When he had once reminded the subject, out of frustration, that the subject’s employer was paying for the doctor’s professional assistance and that the professional assistance was a non-negotiable condition for the subject keeping his job, the subject had looked him straight in the eye, removed the cigarette from his mouth and replied bleakly, “You have a brain. Use it.” He had been under the strong impression that the subject had only just stopped himself from adding the word “ass-hole”. Good grief!

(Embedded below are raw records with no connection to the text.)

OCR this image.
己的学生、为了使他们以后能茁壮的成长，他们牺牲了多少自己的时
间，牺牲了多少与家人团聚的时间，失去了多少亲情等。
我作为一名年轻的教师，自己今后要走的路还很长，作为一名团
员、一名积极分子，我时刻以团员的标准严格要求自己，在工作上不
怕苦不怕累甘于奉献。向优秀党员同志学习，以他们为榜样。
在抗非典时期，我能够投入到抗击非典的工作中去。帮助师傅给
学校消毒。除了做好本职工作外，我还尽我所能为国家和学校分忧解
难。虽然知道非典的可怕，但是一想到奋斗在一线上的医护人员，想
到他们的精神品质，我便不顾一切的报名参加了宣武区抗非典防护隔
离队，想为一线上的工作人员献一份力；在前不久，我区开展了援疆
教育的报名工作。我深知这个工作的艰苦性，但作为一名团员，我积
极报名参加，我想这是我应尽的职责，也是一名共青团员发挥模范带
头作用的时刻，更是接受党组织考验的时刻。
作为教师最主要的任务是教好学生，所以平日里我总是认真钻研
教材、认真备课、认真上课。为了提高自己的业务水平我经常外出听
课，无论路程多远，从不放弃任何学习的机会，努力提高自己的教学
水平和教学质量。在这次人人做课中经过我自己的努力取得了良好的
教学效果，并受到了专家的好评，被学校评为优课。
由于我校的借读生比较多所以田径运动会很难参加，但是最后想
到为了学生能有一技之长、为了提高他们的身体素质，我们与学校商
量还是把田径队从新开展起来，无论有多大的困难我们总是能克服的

The doctor’s brain span in a heated vortex of memories: intelligent, belittling, caustic phrases addressed to him during his subject’s interviews to date, interspersed with excited expressions showing unusual levels of enthusiasm and attraction to novelty in the most trivial of forms and, then, shards of disturbed recall from the subject about prayers and demons and chains and years of calling and searching, deep impressions of loss and failure, witness to murder and disaster and constant paranoia as to identity, reality, significance, loyalty, betrayal, starvation, darkness, possession, obedience, protection, desertion, scripture theft, fallibility, immortality, the heavens, gods, the universe and beyond!

The sheaf of notes slid from Dr Funffingerberg’s inattentive hands and fell into an untidy pile on the polished surface of the desk. He made an effort to steady his breathing, to impose order on his scattered thoughts. Look at the time!

The clock on the landing struck two. He heard the front door close and then the light tread of feet on the stairs.

The subject had arrived, the extraordinary, perplexing subject who saw the world sometimes with purple, cheerless eyes and, at other times, felt his ears growing longer and his stomach craving an excessive volume of food in fear of another five hundred years of famine.

There came a knock at the door, and the doctor cleared his throat and called out, “Come in!”